Earlier in the fall, The Atlantic ran a series of articles about teaching writing in American schools. One of the major themes in the conversation was the tension between writing as a form of self-expression and writing as a matter of adherence to established convention. That theme as it pertains to the way we should teach kids to write in the first place, while fascinating, is obviously outside the scope of this blog. But I am intrigued by the way that this dichotomy can influence our understanding of academic writing. Does strong academic writing come from an authentic sense of self-expression or does it come from an adherence to the existing genre conventions in the field? This formulation may appear impossibly stark, but it does reflect a tension experienced by many graduate students.
Graduate students often feel that they must choose between expressiveness and convention, even though they are ideally doing both. They are looking to give expression to something profoundly important to them, and they are doing so within the confines of an existing form.
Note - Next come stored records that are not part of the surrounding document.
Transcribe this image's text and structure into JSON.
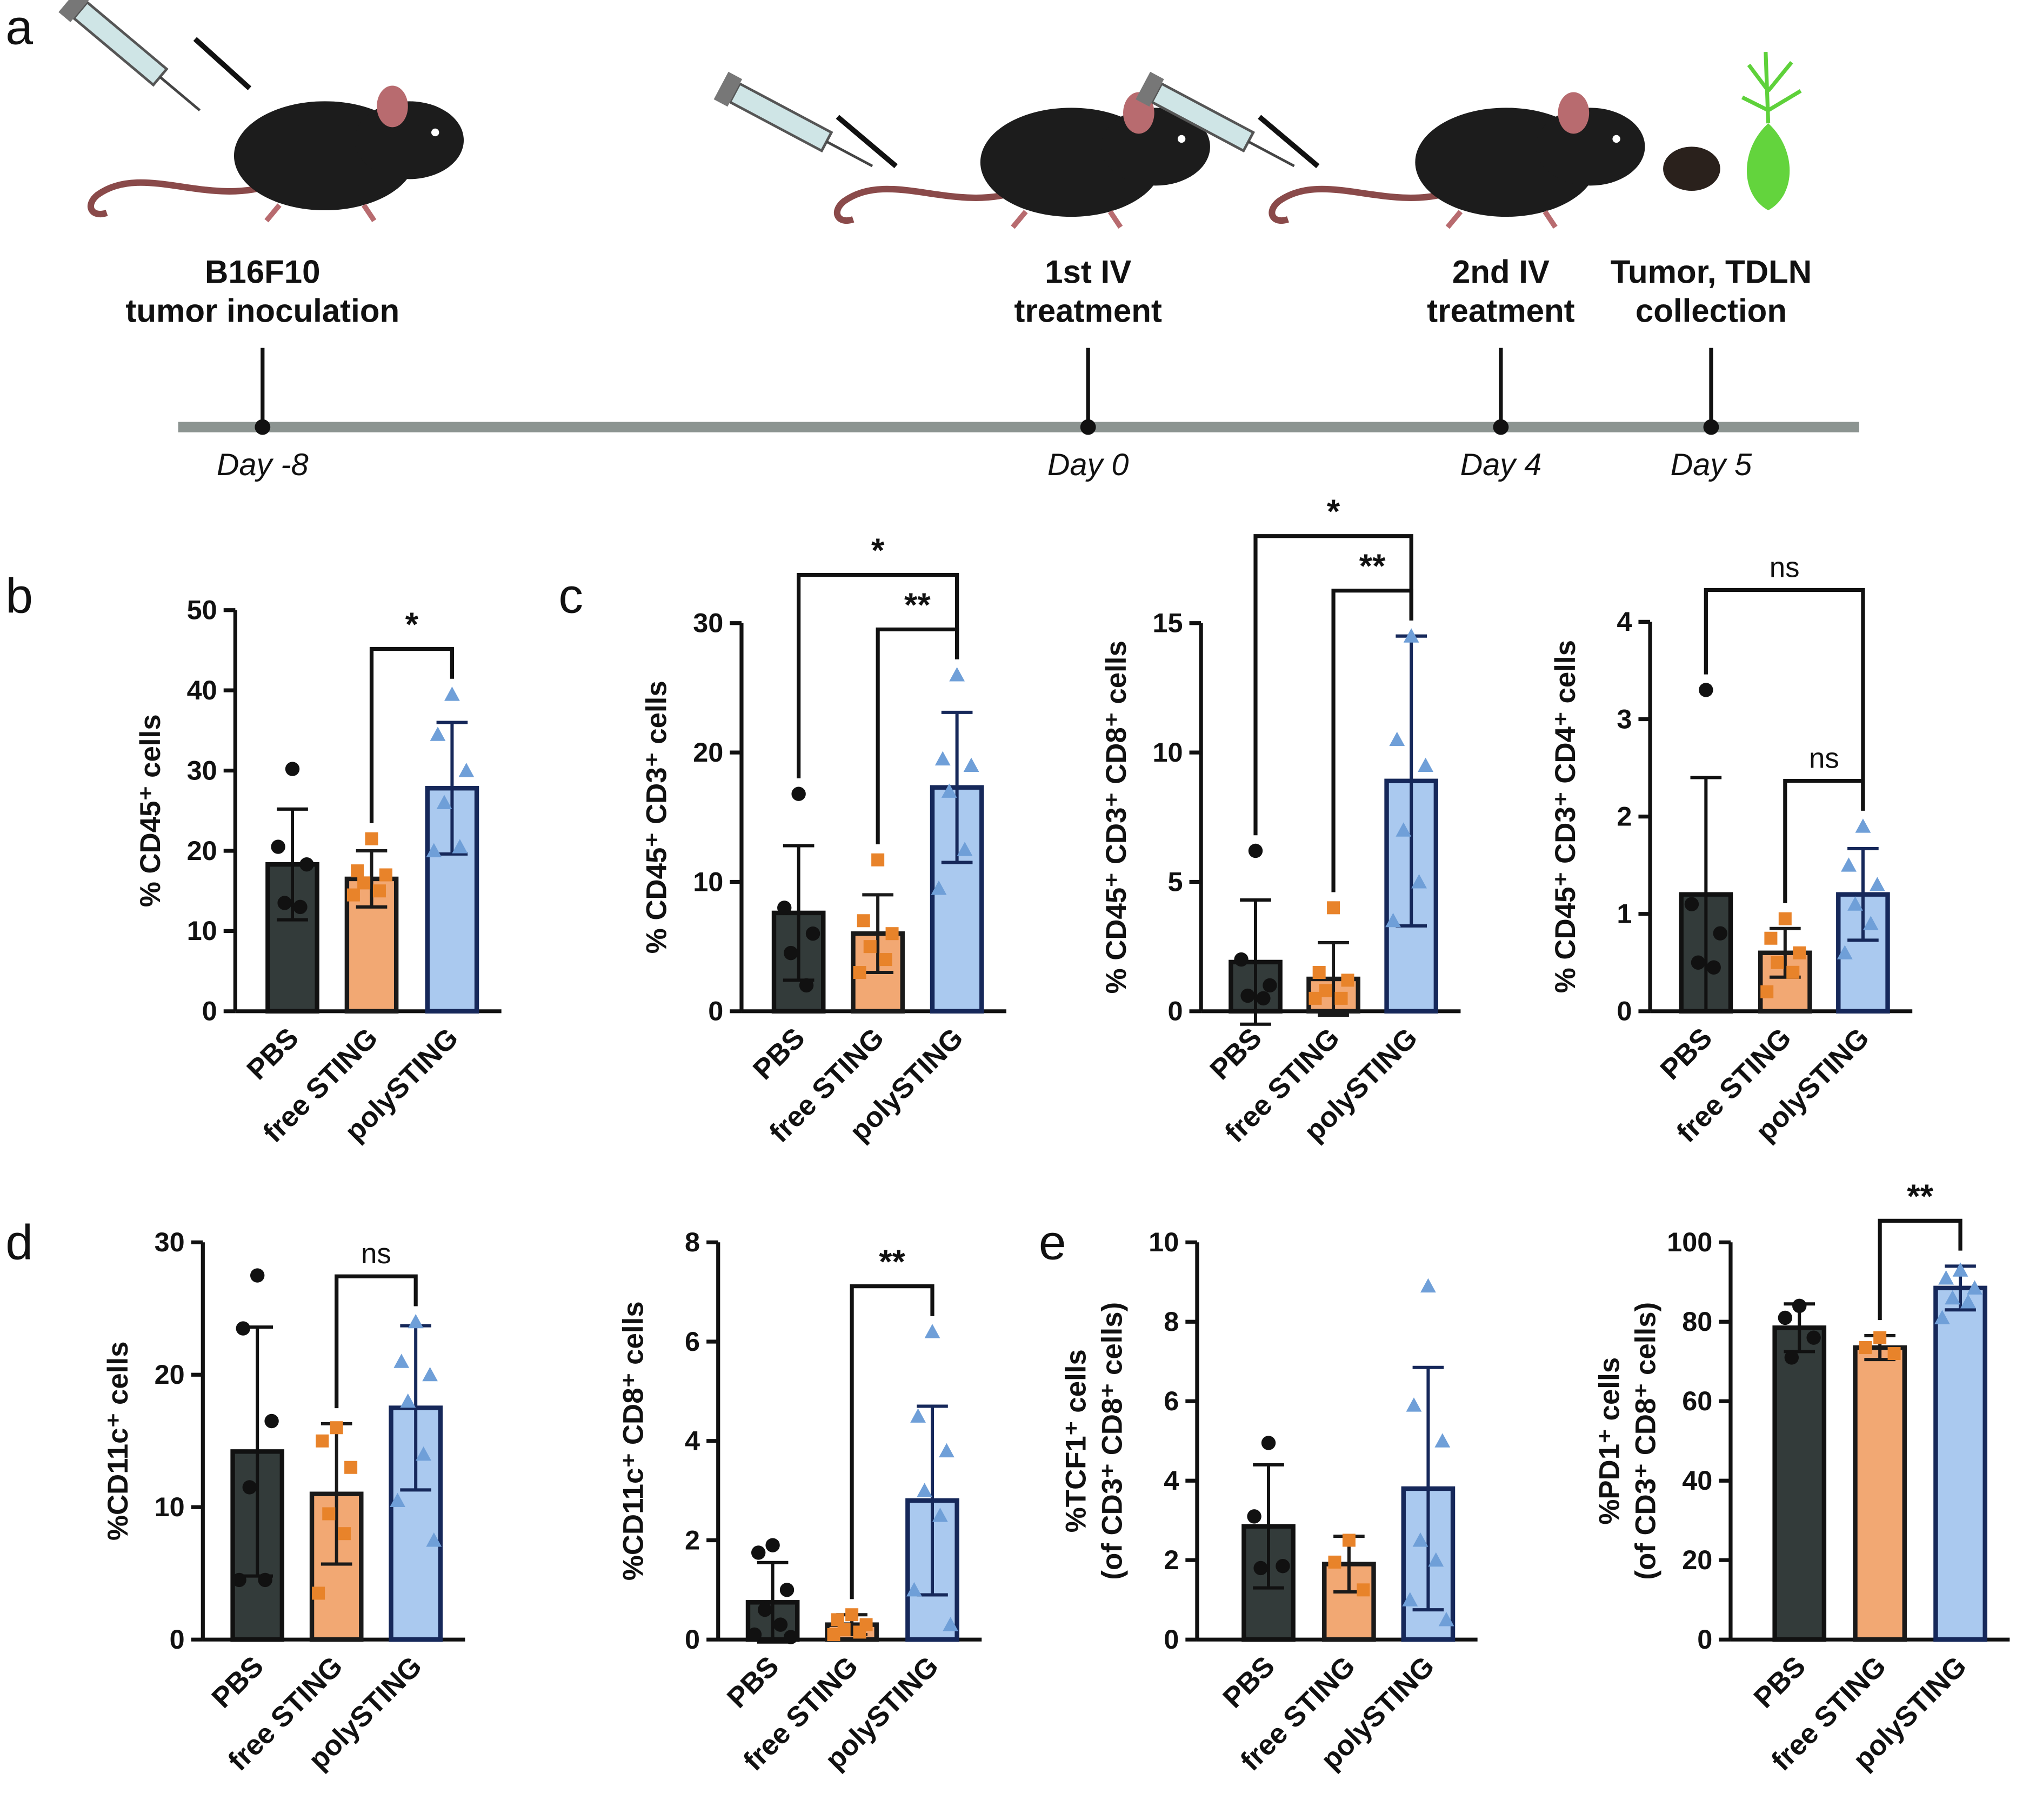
{
  "panel_labels": [
    "a",
    "b",
    "c",
    "d",
    "e"
  ],
  "timeline": {
    "events": [
      {
        "label": [
          "B16F10",
          "tumor inoculation"
        ],
        "day": "Day -8"
      },
      {
        "label": [
          "1st IV",
          "treatment"
        ],
        "day": "Day 0"
      },
      {
        "label": [
          "2nd IV",
          "treatment"
        ],
        "day": "Day 4"
      },
      {
        "label": [
          "Tumor, TDLN",
          "collection"
        ],
        "day": "Day 5"
      }
    ]
  },
  "chart_data": [
    {
      "type": "bar",
      "ylabel": [
        "% CD45⁺ cells"
      ],
      "categories": [
        "PBS",
        "free STING",
        "polySTING"
      ],
      "values": [
        18.3,
        16.5,
        27.8
      ],
      "errors": [
        6.9,
        3.5,
        8.2
      ],
      "points": [
        [
          30.2,
          20.5,
          18.3,
          13.5,
          13.0
        ],
        [
          21.5,
          17.5,
          17,
          16,
          15,
          14.5
        ],
        [
          39.5,
          34.5,
          30,
          26,
          20.5,
          20
        ]
      ],
      "colors": [
        "#333b3a",
        "#f2a873",
        "#aac9ef"
      ],
      "edge_colors": [
        "#111111",
        "#1a1a1a",
        "#16285a"
      ],
      "point_colors": [
        "#111111",
        "#e8832a",
        "#6f9fd8"
      ],
      "markers": [
        "circle",
        "square",
        "triangle"
      ],
      "ylim": [
        0,
        50
      ],
      "yticks": [
        0,
        10,
        20,
        30,
        40,
        50
      ],
      "brackets": [
        {
          "groups": [
            "free STING",
            "polySTING"
          ],
          "label": "*"
        }
      ]
    },
    {
      "type": "bar",
      "ylabel": [
        "% CD45⁺ CD3⁺ cells"
      ],
      "categories": [
        "PBS",
        "free STING",
        "polySTING"
      ],
      "values": [
        7.6,
        6.0,
        17.3
      ],
      "errors": [
        5.2,
        3.0,
        5.8
      ],
      "points": [
        [
          16.8,
          8,
          6,
          4.5,
          2
        ],
        [
          11.7,
          7,
          6,
          5,
          4,
          3
        ],
        [
          26,
          19.5,
          19,
          17,
          12.5,
          9.5
        ]
      ],
      "colors": [
        "#333b3a",
        "#f2a873",
        "#aac9ef"
      ],
      "edge_colors": [
        "#111111",
        "#1a1a1a",
        "#16285a"
      ],
      "point_colors": [
        "#111111",
        "#e8832a",
        "#6f9fd8"
      ],
      "markers": [
        "circle",
        "square",
        "triangle"
      ],
      "ylim": [
        0,
        30
      ],
      "yticks": [
        0,
        10,
        20,
        30
      ],
      "brackets": [
        {
          "groups": [
            "free STING",
            "polySTING"
          ],
          "label": "**"
        },
        {
          "groups": [
            "PBS",
            "polySTING"
          ],
          "label": "*"
        }
      ]
    },
    {
      "type": "bar",
      "ylabel": [
        "% CD45⁺ CD3⁺ CD8⁺ cells"
      ],
      "categories": [
        "PBS",
        "free STING",
        "polySTING"
      ],
      "values": [
        1.9,
        1.25,
        8.9
      ],
      "errors": [
        2.4,
        1.4,
        5.6
      ],
      "points": [
        [
          6.2,
          2,
          1,
          0.6,
          0.5
        ],
        [
          4,
          1.5,
          1.2,
          0.8,
          0.5,
          0.5
        ],
        [
          14.5,
          10.5,
          9.5,
          7,
          5,
          3.5
        ]
      ],
      "colors": [
        "#333b3a",
        "#f2a873",
        "#aac9ef"
      ],
      "edge_colors": [
        "#111111",
        "#1a1a1a",
        "#16285a"
      ],
      "point_colors": [
        "#111111",
        "#e8832a",
        "#6f9fd8"
      ],
      "markers": [
        "circle",
        "square",
        "triangle"
      ],
      "ylim": [
        0,
        15
      ],
      "yticks": [
        0,
        5,
        10,
        15
      ],
      "brackets": [
        {
          "groups": [
            "free STING",
            "polySTING"
          ],
          "label": "**"
        },
        {
          "groups": [
            "PBS",
            "polySTING"
          ],
          "label": "*"
        }
      ]
    },
    {
      "type": "bar",
      "ylabel": [
        "% CD45⁺ CD3⁺ CD4⁺ cells"
      ],
      "categories": [
        "PBS",
        "free STING",
        "polySTING"
      ],
      "values": [
        1.2,
        0.6,
        1.2
      ],
      "errors": [
        1.2,
        0.25,
        0.47
      ],
      "points": [
        [
          3.3,
          1.1,
          0.8,
          0.5,
          0.45
        ],
        [
          0.95,
          0.75,
          0.6,
          0.5,
          0.4,
          0.2
        ],
        [
          1.9,
          1.5,
          1.3,
          1.1,
          0.9,
          0.6
        ]
      ],
      "colors": [
        "#333b3a",
        "#f2a873",
        "#aac9ef"
      ],
      "edge_colors": [
        "#111111",
        "#1a1a1a",
        "#16285a"
      ],
      "point_colors": [
        "#111111",
        "#e8832a",
        "#6f9fd8"
      ],
      "markers": [
        "circle",
        "square",
        "triangle"
      ],
      "ylim": [
        0,
        4
      ],
      "yticks": [
        0,
        1,
        2,
        3,
        4
      ],
      "brackets": [
        {
          "groups": [
            "free STING",
            "polySTING"
          ],
          "label": "ns"
        },
        {
          "groups": [
            "PBS",
            "polySTING"
          ],
          "label": "ns"
        }
      ]
    },
    {
      "type": "bar",
      "ylabel": [
        "%CD11c⁺ cells"
      ],
      "categories": [
        "PBS",
        "free STING",
        "polySTING"
      ],
      "values": [
        14.2,
        11.0,
        17.5
      ],
      "errors": [
        9.4,
        5.3,
        6.2
      ],
      "points": [
        [
          27.5,
          23.5,
          16.5,
          11.5,
          4.5,
          4.5
        ],
        [
          16,
          15,
          13,
          9.5,
          8,
          3.5
        ],
        [
          24,
          21,
          20,
          18,
          14,
          10.5,
          7.5
        ]
      ],
      "colors": [
        "#333b3a",
        "#f2a873",
        "#aac9ef"
      ],
      "edge_colors": [
        "#111111",
        "#1a1a1a",
        "#16285a"
      ],
      "point_colors": [
        "#111111",
        "#e8832a",
        "#6f9fd8"
      ],
      "markers": [
        "circle",
        "square",
        "triangle"
      ],
      "ylim": [
        0,
        30
      ],
      "yticks": [
        0,
        10,
        20,
        30
      ],
      "brackets": [
        {
          "groups": [
            "free STING",
            "polySTING"
          ],
          "label": "ns"
        }
      ]
    },
    {
      "type": "bar",
      "ylabel": [
        "%CD11c⁺ CD8⁺ cells"
      ],
      "categories": [
        "PBS",
        "free STING",
        "polySTING"
      ],
      "values": [
        0.75,
        0.3,
        2.8
      ],
      "errors": [
        0.8,
        0.2,
        1.9
      ],
      "points": [
        [
          1.9,
          1.75,
          1.0,
          0.6,
          0.3,
          0.1,
          0.05
        ],
        [
          0.5,
          0.4,
          0.3,
          0.2,
          0.15,
          0.1
        ],
        [
          6.2,
          4.5,
          3.8,
          3.0,
          2.5,
          1.0,
          0.3
        ]
      ],
      "colors": [
        "#333b3a",
        "#f2a873",
        "#aac9ef"
      ],
      "edge_colors": [
        "#111111",
        "#1a1a1a",
        "#16285a"
      ],
      "point_colors": [
        "#111111",
        "#e8832a",
        "#6f9fd8"
      ],
      "markers": [
        "circle",
        "square",
        "triangle"
      ],
      "ylim": [
        0,
        8
      ],
      "yticks": [
        0,
        2,
        4,
        6,
        8
      ],
      "brackets": [
        {
          "groups": [
            "free STING",
            "polySTING"
          ],
          "label": "**"
        }
      ]
    },
    {
      "type": "bar",
      "ylabel": [
        "%TCF1⁺ cells",
        "(of CD3⁺ CD8⁺ cells)"
      ],
      "categories": [
        "PBS",
        "free STING",
        "polySTING"
      ],
      "values": [
        2.85,
        1.9,
        3.8
      ],
      "errors": [
        1.55,
        0.7,
        3.05
      ],
      "points": [
        [
          4.95,
          3.1,
          1.85,
          1.8
        ],
        [
          2.5,
          1.95,
          1.25
        ],
        [
          8.9,
          5.9,
          5.0,
          2.5,
          2.0,
          1.0,
          0.5
        ]
      ],
      "colors": [
        "#333b3a",
        "#f2a873",
        "#aac9ef"
      ],
      "edge_colors": [
        "#111111",
        "#1a1a1a",
        "#16285a"
      ],
      "point_colors": [
        "#111111",
        "#e8832a",
        "#6f9fd8"
      ],
      "markers": [
        "circle",
        "square",
        "triangle"
      ],
      "ylim": [
        0,
        10
      ],
      "yticks": [
        0,
        2,
        4,
        6,
        8,
        10
      ],
      "brackets": []
    },
    {
      "type": "bar",
      "ylabel": [
        "%PD1⁺ cells",
        "(of CD3⁺ CD8⁺ cells)"
      ],
      "categories": [
        "PBS",
        "free STING",
        "polySTING"
      ],
      "values": [
        78.5,
        73.5,
        88.5
      ],
      "errors": [
        6,
        3,
        5.5
      ],
      "points": [
        [
          84,
          81,
          76,
          71
        ],
        [
          76,
          73.5,
          72
        ],
        [
          93,
          91,
          88.5,
          86,
          85,
          81
        ]
      ],
      "colors": [
        "#333b3a",
        "#f2a873",
        "#aac9ef"
      ],
      "edge_colors": [
        "#111111",
        "#1a1a1a",
        "#16285a"
      ],
      "point_colors": [
        "#111111",
        "#e8832a",
        "#6f9fd8"
      ],
      "markers": [
        "circle",
        "square",
        "triangle"
      ],
      "ylim": [
        0,
        100
      ],
      "yticks": [
        0,
        20,
        40,
        60,
        80,
        100
      ],
      "brackets": [
        {
          "groups": [
            "free STING",
            "polySTING"
          ],
          "label": "**"
        }
      ]
    }
  ]
}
Coming to a sophisticated understanding of that existing form is what ultimately makes the dichotomy false; our self-expression as academic writers comes from our ability to express ourselves through the productive limits of the established form. The perception that the form is a rigid imposition rather than a meaningful framework is often what causes graduate writers to feel that they are being asked to check their creativity at the door. A lack of familiarity with academic writing can make a potentially productive set of limits feel like an arbitrary set of constraints. Increased familiarity with those limits enables writers to find the space they need to give full expression to their insights.
Despite these assurances, some graduate students express concern that I am offering a vision of academic writing that is worryingly conservative. My argument, however, is that adherence to form is something other than just conservatism. The established form supports and promotes conversation, thus allowing openness and engagement. Some would argue that this view of conversation is inherently inhospitable to radical views that will inevitably go unspoken or unheard. I am not, of course, trying to dismiss the idea that there is power entrenched in the academy in ways that can determine who gets to say what. But at the level of writing, I believe that established forms are more capacious than some give them credit for. Conversation always carries the potential for something radical. Starting where others are in order to move to a new space is different from just starting in that new space. Novice academic writers have many key decisions to make about how they will orient themselves towards the status quo in their fields of study, but joining the existing conversation won’t diminish—and may well enhance—the power and innovation of their ideas.